Die Daten aus den Exit polls sind in vielerlei Hinsicht sogar härter als die Ergebnisse der telefonischen Umfragen vor der Wahl. Denn am Wahlsonntag werden Menschen gefragt, wie sie gerade gewählt haben – und nicht, wem sie in ein paar Wochen, Monaten oder Jahren ihre Stimme geben würden. Nichtwähler werden von Wählern getrennt. Zudem dürften einige näher an der Wahrheit antworten, weil die schriftliche Befragung garantiert anonym bleibt. Einem Fremden am Telefon misstraut man eher.
Bei der Wahltagsbefragung ist die Rückseite der Stimmzettel mit Fragen bedruckt: Nach Alter und Geschlecht wird gefragt, nach Bildung und Ausbildung, aber auch, was man beim letzten Mal gewählt und welche Themen man wichtig gefunden hat. Aus den Antworten bastelt Hilmers Truppe Grafiken, die – angeblich haargenau – zeigen, welche Partei wie viele Wähler an welche andere Partei verloren hat: die„Wählerwanderung“, die der Kollege Jung als „Wählerwanderzirkus“ verspottet. „Da wird mit Angaben auf 1000 Wähler genau eine Scheingenauigkeit produziert, die es nicht gibt. Das mag Leuten, die sehr gutgläubig sind, verehrungswürdig erscheinen, aber es ist im Grunde Humbug.“
Ohne die Nachwahl-Erhebungen, die seit 1990 in Deutschland üblich sind, könnte kein Fernsehsender um 18 Uhr die „Prognose“ wagen. Sie ist der erste Höhepunkt eines Wahlabends. Und oft auch schon der letzte. Denn sie liegt häufig sogar näher beim endgültigen Ergebnis als spätere Hochrechnungen.
Neben den Exit Polls haben die Demoskopen noch weitere Joker im Ärmel. Jungs Forschungsgruppe Wahlen und auch Güllners Forsa veranstalten noch in der letzten Woche vor der Wahl Hunderte von Telefoninterviews, um möglichst zeitnah die Stimmung im Lande zu erkunden. Im September 2009 war für Jung deshalb schon drei Tage vor der Wahl „klar, dass die SPD unter 25 Prozent landet“ – allerdings wurden diese Umfragen bisher nicht mehr veröffentlicht. In diesem Jahr will das ZDF seine letzten Zahlen erstmals bereits am Donnerstag vor der Wahl präsentieren.

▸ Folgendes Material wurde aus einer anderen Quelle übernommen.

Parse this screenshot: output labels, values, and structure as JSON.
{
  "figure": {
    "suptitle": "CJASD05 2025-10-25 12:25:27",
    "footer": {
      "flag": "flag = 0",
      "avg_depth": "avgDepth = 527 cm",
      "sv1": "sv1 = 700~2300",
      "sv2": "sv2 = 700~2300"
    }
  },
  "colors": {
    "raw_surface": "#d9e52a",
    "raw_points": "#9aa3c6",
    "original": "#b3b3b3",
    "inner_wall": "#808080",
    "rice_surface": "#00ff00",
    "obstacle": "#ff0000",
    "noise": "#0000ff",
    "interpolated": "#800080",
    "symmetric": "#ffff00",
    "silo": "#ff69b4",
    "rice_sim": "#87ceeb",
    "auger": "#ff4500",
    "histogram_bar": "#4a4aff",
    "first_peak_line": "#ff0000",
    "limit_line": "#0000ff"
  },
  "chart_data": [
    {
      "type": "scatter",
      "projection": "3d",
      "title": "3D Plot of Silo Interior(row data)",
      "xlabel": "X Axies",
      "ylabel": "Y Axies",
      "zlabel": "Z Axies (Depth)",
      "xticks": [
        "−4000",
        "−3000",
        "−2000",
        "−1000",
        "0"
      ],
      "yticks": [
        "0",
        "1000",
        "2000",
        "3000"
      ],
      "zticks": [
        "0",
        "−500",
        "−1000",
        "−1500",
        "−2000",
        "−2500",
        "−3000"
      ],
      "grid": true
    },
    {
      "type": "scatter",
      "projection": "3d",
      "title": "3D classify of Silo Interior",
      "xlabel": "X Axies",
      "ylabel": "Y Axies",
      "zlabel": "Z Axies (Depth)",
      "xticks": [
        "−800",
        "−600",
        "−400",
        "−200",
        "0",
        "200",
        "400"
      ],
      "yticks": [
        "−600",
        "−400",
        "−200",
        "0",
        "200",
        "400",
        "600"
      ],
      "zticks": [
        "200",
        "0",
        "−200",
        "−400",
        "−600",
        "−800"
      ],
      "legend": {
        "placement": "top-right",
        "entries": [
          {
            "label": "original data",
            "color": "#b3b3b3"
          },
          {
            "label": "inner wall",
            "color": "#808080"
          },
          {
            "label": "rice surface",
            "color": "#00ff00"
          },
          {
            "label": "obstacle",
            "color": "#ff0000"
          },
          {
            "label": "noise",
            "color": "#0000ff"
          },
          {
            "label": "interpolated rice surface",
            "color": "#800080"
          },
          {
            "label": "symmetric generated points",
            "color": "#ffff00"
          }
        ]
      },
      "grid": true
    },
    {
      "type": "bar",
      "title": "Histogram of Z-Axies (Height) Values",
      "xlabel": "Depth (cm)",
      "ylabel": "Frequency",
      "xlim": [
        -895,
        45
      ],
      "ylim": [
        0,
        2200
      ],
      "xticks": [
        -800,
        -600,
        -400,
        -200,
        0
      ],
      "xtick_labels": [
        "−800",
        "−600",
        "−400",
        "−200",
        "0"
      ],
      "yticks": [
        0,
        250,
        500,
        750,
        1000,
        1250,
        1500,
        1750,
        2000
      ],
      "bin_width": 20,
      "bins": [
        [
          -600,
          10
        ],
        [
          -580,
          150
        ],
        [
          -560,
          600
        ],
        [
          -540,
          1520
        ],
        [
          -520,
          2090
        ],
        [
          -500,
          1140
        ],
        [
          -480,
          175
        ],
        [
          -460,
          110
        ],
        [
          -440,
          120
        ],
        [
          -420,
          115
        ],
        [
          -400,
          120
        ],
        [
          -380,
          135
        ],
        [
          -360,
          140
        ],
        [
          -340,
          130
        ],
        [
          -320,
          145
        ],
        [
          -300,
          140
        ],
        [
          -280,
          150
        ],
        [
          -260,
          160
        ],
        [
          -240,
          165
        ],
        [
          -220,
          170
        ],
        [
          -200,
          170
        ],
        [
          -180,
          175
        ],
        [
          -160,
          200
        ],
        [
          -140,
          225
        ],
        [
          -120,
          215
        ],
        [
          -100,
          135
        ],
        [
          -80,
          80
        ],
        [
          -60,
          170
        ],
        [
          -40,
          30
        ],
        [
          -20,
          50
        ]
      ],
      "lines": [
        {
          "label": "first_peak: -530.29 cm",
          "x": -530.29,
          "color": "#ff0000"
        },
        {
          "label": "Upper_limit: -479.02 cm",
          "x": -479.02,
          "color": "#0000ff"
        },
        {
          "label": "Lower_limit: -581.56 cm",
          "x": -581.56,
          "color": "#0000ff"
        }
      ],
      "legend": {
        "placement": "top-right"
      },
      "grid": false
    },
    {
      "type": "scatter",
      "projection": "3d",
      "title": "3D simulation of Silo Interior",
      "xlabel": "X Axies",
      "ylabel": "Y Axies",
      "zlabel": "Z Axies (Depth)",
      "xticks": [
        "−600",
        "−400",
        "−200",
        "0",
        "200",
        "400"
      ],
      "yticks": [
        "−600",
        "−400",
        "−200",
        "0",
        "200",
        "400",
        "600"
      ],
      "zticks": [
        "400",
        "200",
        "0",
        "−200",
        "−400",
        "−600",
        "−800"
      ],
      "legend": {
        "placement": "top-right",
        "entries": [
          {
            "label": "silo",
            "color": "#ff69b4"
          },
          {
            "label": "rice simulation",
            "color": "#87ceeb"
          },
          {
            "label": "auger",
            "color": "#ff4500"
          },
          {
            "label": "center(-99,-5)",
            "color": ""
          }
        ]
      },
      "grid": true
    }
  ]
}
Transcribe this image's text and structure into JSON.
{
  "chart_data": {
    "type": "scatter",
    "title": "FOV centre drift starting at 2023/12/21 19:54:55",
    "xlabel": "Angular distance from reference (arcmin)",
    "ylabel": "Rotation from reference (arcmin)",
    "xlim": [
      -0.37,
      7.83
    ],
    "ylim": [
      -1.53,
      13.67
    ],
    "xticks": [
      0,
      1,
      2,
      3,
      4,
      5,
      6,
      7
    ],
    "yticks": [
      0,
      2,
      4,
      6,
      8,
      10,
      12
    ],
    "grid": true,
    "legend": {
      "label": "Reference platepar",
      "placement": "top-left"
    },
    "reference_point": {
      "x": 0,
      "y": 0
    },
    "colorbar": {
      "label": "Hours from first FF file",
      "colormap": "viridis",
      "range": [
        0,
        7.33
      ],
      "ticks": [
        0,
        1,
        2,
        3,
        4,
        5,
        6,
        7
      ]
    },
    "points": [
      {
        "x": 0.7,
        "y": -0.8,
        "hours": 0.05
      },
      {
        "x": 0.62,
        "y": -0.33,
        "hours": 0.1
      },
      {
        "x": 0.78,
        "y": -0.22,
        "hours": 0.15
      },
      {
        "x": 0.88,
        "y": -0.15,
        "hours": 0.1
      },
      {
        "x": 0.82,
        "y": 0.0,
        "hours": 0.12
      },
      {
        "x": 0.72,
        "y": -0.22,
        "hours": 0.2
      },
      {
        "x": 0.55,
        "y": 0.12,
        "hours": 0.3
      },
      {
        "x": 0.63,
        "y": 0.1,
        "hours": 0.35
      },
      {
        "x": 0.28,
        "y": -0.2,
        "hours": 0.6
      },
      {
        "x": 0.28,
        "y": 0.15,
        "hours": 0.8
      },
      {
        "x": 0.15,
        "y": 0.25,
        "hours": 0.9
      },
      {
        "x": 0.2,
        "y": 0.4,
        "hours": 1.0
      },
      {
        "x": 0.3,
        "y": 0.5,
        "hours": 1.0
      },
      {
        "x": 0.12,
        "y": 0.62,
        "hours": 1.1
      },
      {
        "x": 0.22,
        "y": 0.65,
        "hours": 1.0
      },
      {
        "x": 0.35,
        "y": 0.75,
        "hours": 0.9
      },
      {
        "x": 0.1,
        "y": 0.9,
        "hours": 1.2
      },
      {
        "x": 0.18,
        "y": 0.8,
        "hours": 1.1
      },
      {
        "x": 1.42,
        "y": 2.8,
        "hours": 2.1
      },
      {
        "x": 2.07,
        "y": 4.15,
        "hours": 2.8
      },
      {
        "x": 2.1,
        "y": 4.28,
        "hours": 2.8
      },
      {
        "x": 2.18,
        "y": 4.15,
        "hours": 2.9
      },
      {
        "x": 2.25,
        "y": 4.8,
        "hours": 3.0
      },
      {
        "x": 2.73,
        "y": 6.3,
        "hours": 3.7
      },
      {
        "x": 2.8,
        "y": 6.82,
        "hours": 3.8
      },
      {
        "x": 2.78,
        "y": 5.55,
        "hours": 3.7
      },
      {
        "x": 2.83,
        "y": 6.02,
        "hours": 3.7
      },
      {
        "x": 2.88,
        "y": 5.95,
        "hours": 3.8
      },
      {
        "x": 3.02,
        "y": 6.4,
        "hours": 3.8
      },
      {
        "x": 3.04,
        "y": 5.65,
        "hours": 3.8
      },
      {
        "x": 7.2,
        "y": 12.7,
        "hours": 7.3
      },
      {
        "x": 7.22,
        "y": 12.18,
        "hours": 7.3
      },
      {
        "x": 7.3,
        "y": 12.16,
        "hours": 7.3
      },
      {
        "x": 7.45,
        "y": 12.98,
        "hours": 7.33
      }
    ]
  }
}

Die Exaktheit der Exit polls verführt dazu, nicht bis 18 Uhr zu warten, sondern noch vor der „Prognose“ mit Ergebnissen zu glänzen. Nichts bewegt am Nachmittag des Wahlsonntags die Gemüter von Politikern und Journalisten mehr als die Frage, wer aufsteigt und wer abstürzt, wer an der Fünf-Prozent-Hürde scheitert oder plötzlich wider Erwarten doch viel besser abschneidet, als die Auguren es vorhergesagt haben. Parteifunktionäre und Chefredakteure, Abgeordnete und Hauptstadt-Korrespondenten gieren nach den Zahlen.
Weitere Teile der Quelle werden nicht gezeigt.